Thrombosis, Hemostasis and Vascular Biology
Our laboratory studies basic pathophysiologic mechanism underlying common vascular diseases, especially thrombosis and atherosclerosis. The work focuses on a specific cellular receptor known as CD36. This is the defining member of the Type 2 scavenger receptor family and is expressed on the surface of platelets, monocytes, macrophages, capillary endothelial cells, adipocytes and myocytes. CD36 is a multifunctional receptor that recognizes three major classes of ligand: proteins containing the so-called thrombospondin structural homology domain (TSR), free fatty acids, and oxidized phospholipids that are presented by exogenous pathogens and endogenous “danger signals”. Our lab has developed a “tool kit” to study this protein in vivo and in vitro, including genetic knockout mice crossed into several disease model backgrounds, specific antibodies and shRNA reagents, and highly specific ligands. We are currently working on two major projects funded by NIH, American Heart Association, and Advancing a Healthier Wisconsin.
A major project in the laboratory focuses on the role of CD36 on platelets. Our lab discovered that platelet CD36 serves to recognize endogenous “danger signals” generated during inflammation, oxidant stress, diabetes, and cancer. These signals include oxidized LDL (oxLDL), advanced glycated proteins, and cell-derived microparticles. Interaction of these molecules with CD36 initiates a complex signaling pathway involving Src-family kinases, MAP kinases, a guanine nucleotide exchange factor known as Vav, resulting in intracellular generation of reactive oxygen species (ROS) which then results and enhanced platelet reactivity and thrombosis. Studies of mouse models and human populations have linked this pathway to important pro-thrombotic states, including diabetes, atherosclerosis and inflammation.
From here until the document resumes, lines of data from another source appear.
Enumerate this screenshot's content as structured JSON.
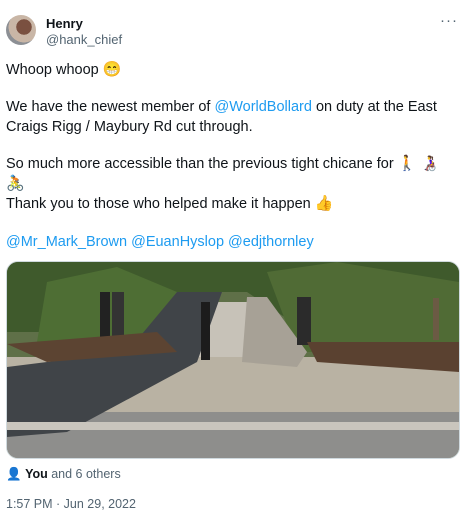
{
  "author": {
    "display_name": "Henry",
    "handle": "@hank_chief"
  },
  "tweet": {
    "line1": "Whoop whoop",
    "line1_emoji": "😁",
    "p2_prefix": "We have the newest member of ",
    "p2_mention": "@WorldBollard",
    "p2_suffix": " on duty at the East Craigs Rigg / Maybury Rd cut through.",
    "p3": "So much more accessible than the previous tight chicane for ",
    "p3_emoji": "🚶 👩‍🦽 🚴",
    "p4": "Thank you to those who helped make it happen",
    "p4_emoji": "👍",
    "mentions": "@Mr_Mark_Brown @EuanHyslop @edjthornley"
  },
  "likes": {
    "icon": "person-icon",
    "you": "You",
    "rest": " and 6 others"
  },
  "timestamp": "1:57 PM · Jun 29, 2022",
  "colors": {
    "link": "#1d9bf0",
    "secondary_text": "#536471",
    "primary_text": "#0f1419"
  }
}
We are using chemical biology techniques to explore downstream protein modifications induced in platelets by CD36-generated ROS with the goal of identifying novel therapeutic and diagnostic targets.
The second project in the lab focuses on the role of CD36 in promoting atherosclerosis, the disease responsible for heart attack and stroke. We have shown in mouse models and cell models that CD36 binds to oxidized LDL (so-called bad cholesterol) and promotes cholesterol accumulation in macrophages and atherosclerotic plaque formation. Current studies focus on understanding the cellular mechanisms of CD36’s pro-atherogenic function. We have discovered a novel signaling pathway that dramatically alters macrophage migration and promotes oxidant stress in the blood vessel wall and linked this to changes in intracellular metabolism and macrophage polarization. We hope that we can target this pathway to promote atherosclerotic plaque resolution.